Wyrok Sądu Apelacyjnego zaskarżyli w całości skargą kasacyjną pozwani, zarzucając naruszenie art. 217 § 2 w związku z art. 227 k.p.c., art. 381 k.p.c., art. 382 k.p.c. i art. 378 k.p.c., a także art. 232 zdanie drugie w związku z art. 391 k.p.c. Na tej podstawie wnieśli o uchylenie zaskarżonego orzeczenia i przekazanie sprawy do ponownego rozpoznania Sądowi Apelacyjnemu w S..
Sąd Najwyższy zważył, co następuje:
Właściwe funkcjonowanie wymiaru sprawiedliwości zależy nie tylko od trafności rozstrzygnięć sądowych, lecz także od tego, aby ochrona prawna była udzielana w możliwie najkrótszym czasie.
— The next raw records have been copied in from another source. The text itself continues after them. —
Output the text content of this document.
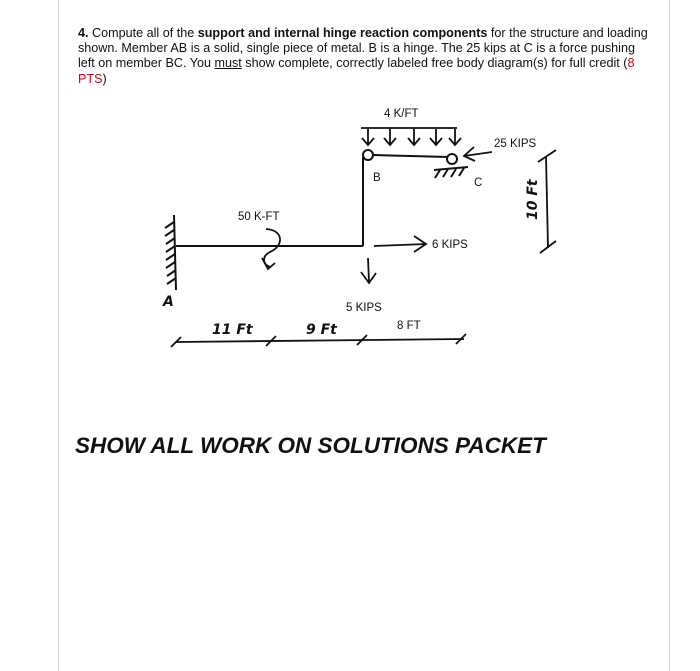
4. Compute all of the support and internal hinge reaction components for the structure and loading shown. Member AB is a solid, single piece of metal. B is a hinge. The 25 kips at C is a force pushing left on member BC. You must show complete, correctly labeled free body diagram(s) for full credit (8 PTS)
4 K/FT
B	C
25 KIPS
50 K-FT
6 KIPS
5 KIPS
8 FT
A
11 Ft	9 Ft
10 Ft
SHOW ALL WORK ON SOLUTIONS PACKET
Współczesny standard konstytucyjny i międzynarodowy wymaga, aby rozstrzygnięcie sprawy nastąpiło bez nieuzasadnionej zwłoki (art. 45 ust. 1 Konstytucji RP, art. 6 ust. 1 Konwencji o Ochronie Praw Człowieka i Podstawowych Wolności, sporządzonej w Rzymie, dnia 4 listopada 1950 r., Dz. U. z 1993 r., nr 61, poz. 284). Konieczność realizacji tego standardu należy uważać nie tylko za źródło obowiązków sądu, jako organu prowadzącego postępowanie, lecz także stron, których sposób korzystania z uprawnień procesowych nie pozostaje, co oczywiste, bez wpływu na sprawność postępowania.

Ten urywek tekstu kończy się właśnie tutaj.